Crispen Maung is the Chief Compliance Officer at Box, since May 2018. He works as Box' Vice President of Compliance since 2015, and as its Senior Director of Compliance since before that. With Box he has developed and implemented a Global Data Protection framework that enables and facilitates Box customers to comply with their international data protection obligations such as GDPR.
As an experienced Enterprise Cloud Computing Data Protection and Compliance professional he also advises a number of Enterprise Cloud Computing companies and international regulatory organizations in regards to cloud computing strategies for effective data protection.
Crispen Maung on best practice steps, video by Box.
Crispen's CV includes stints at Salesforce.com (Senior Director of Technology Compliance, 2006 through 2013), PayPal (Senior Program Manager, 2006), Oracle (Principal Program Manager, 2003 – 2005) and Apple Computer (Senior Manager Internal Audit, 1998 – 2002).
Could you please elaborate on your role as Chief Compliance Officer at Box, Inc? What challenges do you typically deal with?
My role at Box is interesting: Box is one of the few companies that I have worked for where Security and Compliance are recognized as fundamentally critical to the business. That philosophy makes it significantly easier to get things done. Everything we do at Box is focused on ensuring that we deliver the leading Cloud Content Management (CCM) solution to our customers that meets multiple, and often complex, compliance obligations.
Is there anything unique to the Box compliance process that you could share? What’s Box’s data protection mission?
I hinted at it in my previous answer: where Compliance and Security sit within the organization, even as mutually independent functions they are closely integrated with each other, and to the operational and engineering functions of the business. We are maniacal about driving protection for our customers' data and making the customer successful in their use of a CCM solution that meets their regulatory requirements.
SaaS providers should consider themselves an extension of their customer and provide the same level of openness that the customer would have if they were running their own infrastructure and application stack.
There’s been a lot of scare mongering around the regulation. Talking to business customers in the US I feel a lot of that could be attributed to the the difference in cultural interpretation of the law.
I think there has been a significant amount of “scare mongering”. It is a blunt but often effective instrument in making companies pay attention to the fact that they have a lot of data that is very, very sensitive and need to have an effective data protection program built around that data. They need to treat customer data with respect because they don’t own it.
In regards to the different interpretations of the law, I think you are absolutely correct, each country is culturally different and therefore interprets the regulation through their own cultural lens, in turn, this makes the design and deployment of a global data protection program challenging.
Finally, we come onto the fines. I think the fines will be proportional and a last resort, however I do think “naming and shaming” may be the primary tool of choice along with the fines, but “naming and shaming” by itself is also a very big stick.

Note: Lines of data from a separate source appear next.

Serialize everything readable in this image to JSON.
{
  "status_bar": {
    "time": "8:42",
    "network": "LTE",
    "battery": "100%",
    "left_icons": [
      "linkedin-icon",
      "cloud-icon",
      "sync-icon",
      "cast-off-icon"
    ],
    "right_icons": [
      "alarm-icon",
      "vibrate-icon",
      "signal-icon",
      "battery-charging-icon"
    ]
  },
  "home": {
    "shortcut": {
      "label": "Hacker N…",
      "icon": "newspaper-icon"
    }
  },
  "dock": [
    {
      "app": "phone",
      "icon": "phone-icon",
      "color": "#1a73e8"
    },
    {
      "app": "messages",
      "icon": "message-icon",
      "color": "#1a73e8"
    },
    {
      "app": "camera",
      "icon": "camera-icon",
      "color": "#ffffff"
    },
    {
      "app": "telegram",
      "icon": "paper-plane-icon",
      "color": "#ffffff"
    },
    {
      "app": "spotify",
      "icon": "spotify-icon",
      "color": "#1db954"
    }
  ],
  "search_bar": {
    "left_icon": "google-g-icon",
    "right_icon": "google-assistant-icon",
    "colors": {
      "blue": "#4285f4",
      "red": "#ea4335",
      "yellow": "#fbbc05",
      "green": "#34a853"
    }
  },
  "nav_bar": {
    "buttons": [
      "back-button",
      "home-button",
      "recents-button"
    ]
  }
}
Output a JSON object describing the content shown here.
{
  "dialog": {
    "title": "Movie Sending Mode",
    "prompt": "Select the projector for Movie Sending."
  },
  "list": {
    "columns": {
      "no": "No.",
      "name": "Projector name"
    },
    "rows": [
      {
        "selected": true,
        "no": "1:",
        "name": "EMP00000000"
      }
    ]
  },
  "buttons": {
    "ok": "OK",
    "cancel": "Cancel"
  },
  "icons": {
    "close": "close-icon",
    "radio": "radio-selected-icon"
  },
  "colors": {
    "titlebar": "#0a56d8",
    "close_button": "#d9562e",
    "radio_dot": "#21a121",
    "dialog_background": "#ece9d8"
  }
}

We all have heard of companies shutting down their European business or restricting European visitors from visiting their publications (Los Angeles Times, Chicago Tribune, Instapaper, …). What is your opinion about this?
Every organisation is different and will have unique needs and obligations. Some companies evidently believe that to mitigate risk the best option is to shut EU access or restrict EU access to the services. The fundamental issue here is that companies must take the business of data protection extremely seriously - and that doesn't matter where in the world you're based.
The fines will be proportional and a last resort, however “naming and shaming” by itself is also a very big stick.
Now that the deadline has passed, how many companies in your opinion are inclined to stay compliant and to regularly audit themselves? Or will (high profile) warnings and fines trigger waves of self-auditing?
All companies need to ensure that they remain compliant: it's the right thing to do. Every company that uses personal data has a fiduciary responsibility -- to the individual whose data they are holding or using in the provision of services or products -- this responsibility extends beyond the “data controller” through to the “data processors” and so on through the chain of organizations that may support the “data controller”. Self auditing must be in place at some level, however automation may provide some relief with the inevitable costs associated with self-auditing.
You advise Enterprise Cloud Computing companies and international regulatory organizations in regards to cloud computing strategies for effective data protection. How does the cloud differ in the challenges it presents?
Moving to the cloud is an effective strategy for most companies, however, the biggest challenge for companies moving to the cloud - from a compliance perspective - is transparency into cloud providers. I routinely ask myself if we are doing enough, and what we can do to be even more transparent. SaaS providers should consider themselves as an extension of their customer and should provide the same level of openness that the customer would have if they were running their own infrastructure and application stack.
You have one impressive CV. Your professional interest seems to be with compliance and internal audit. What fuels your enthusiasm for the topic?
I think it boils down to a personality type that challenges the “status quo” and looks for new ways to drive organizations forward and to be better than they currently are. That's what really gets me going.